We are a journey: From wholeness, into separation and back again. We leave the circle only to experience the confusion and agony of separation, so that one day we may rediscover and return. This, perhaps, is our greatest gift, our unique presence in the world. The birds remind us of it constantly: That creation needs our consciousness, a certain quality of being, to be present within the song of life. Perhaps the greatest offering a person can make is to return their wholeness to the world.
The seers of old seemed to know this mystery. Through initiation into the depths of their own psyche, they uncovered an innate wholeness where ecology and psyche mirrored one another. In this chiasmic crossing, the barrier between species dissolved. They learned the language of birds, of trees, of rivers and skies. They could enter the crow’s eyes, become the budding medicinal flower, call down rain in conversation with clouds. They knew the Earth to be a living, reciprocal entanglement of consciousness, a fractal touched at any point to reveal the whole. Her body is the holy sacrament, the medicine returning us into her embrace.
So when we sit in Nature and enter into Her mind, the Tao, we become the conscious wholeness of Her being. That is the gift of human consciousness: A wholeness given back to the Earth, for the sake of the whole. We leave the centre only to discover it again, in the work of participatory restoration.
The breeze stirs gently as the wind off the southern ocean sighs onto the land, carrying a new fragrance through the forest and shifting the day. Ocean and wind begin their chorus, as if Nature herself takes a deep breath and the morning rituals draw to a close. The air shifts; the mood shifts. The sun burns brighter, my shirt comes off, the page I write on seems whiter. The birds pause their singing, listening now to the wind’s music in the leaves, absorbing its scents, attuning to the stories it carries.
Only the chainsaw misses this stillness, oblivious to the symphony. Its grinding roar enslaves the day to time, tempo and labour, detonating the silence with its single-minded intent.
After a while, the birds begin to sing again, this time with the wind. Their song rises as a respectful gesture, welcoming the ocean’s breath into the forest. The air swirls with fragrance and music, leaves and branches moving in chorus.

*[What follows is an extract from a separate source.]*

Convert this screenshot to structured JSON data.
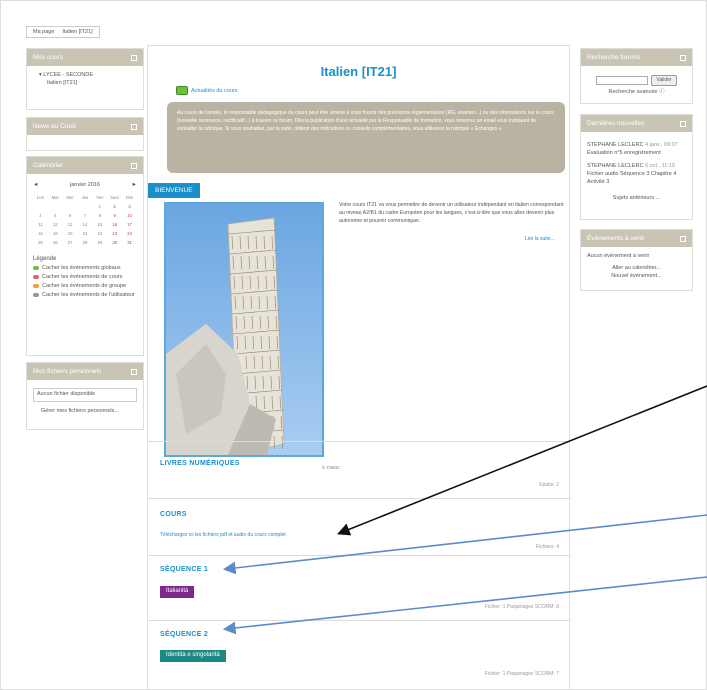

And then the crow glides past once more, tracing her circle of dominion. Watching. Present. Unbroken. Here. In her steady circling I glimpse our own return: A reminder that separation is not the end of the story, but the path by which we rediscover the wholeness we never lost.
And as she circles, I realise she is not only watching the valley, but watching me. Watching us. The crow does not ask for meaning and yet she offers it freely, her flight a reminder that life itself is the circle, whole and unbroken. Perhaps our task is not to escape the burden of self-awareness, but to bring it home: To remember that we, too, belong to the song of the Earth. The crow carries the world in her belly; we carry the gift of knowing. And when the two meet, in silence, in stillness, in the breath between bird and human, wholeness returns again.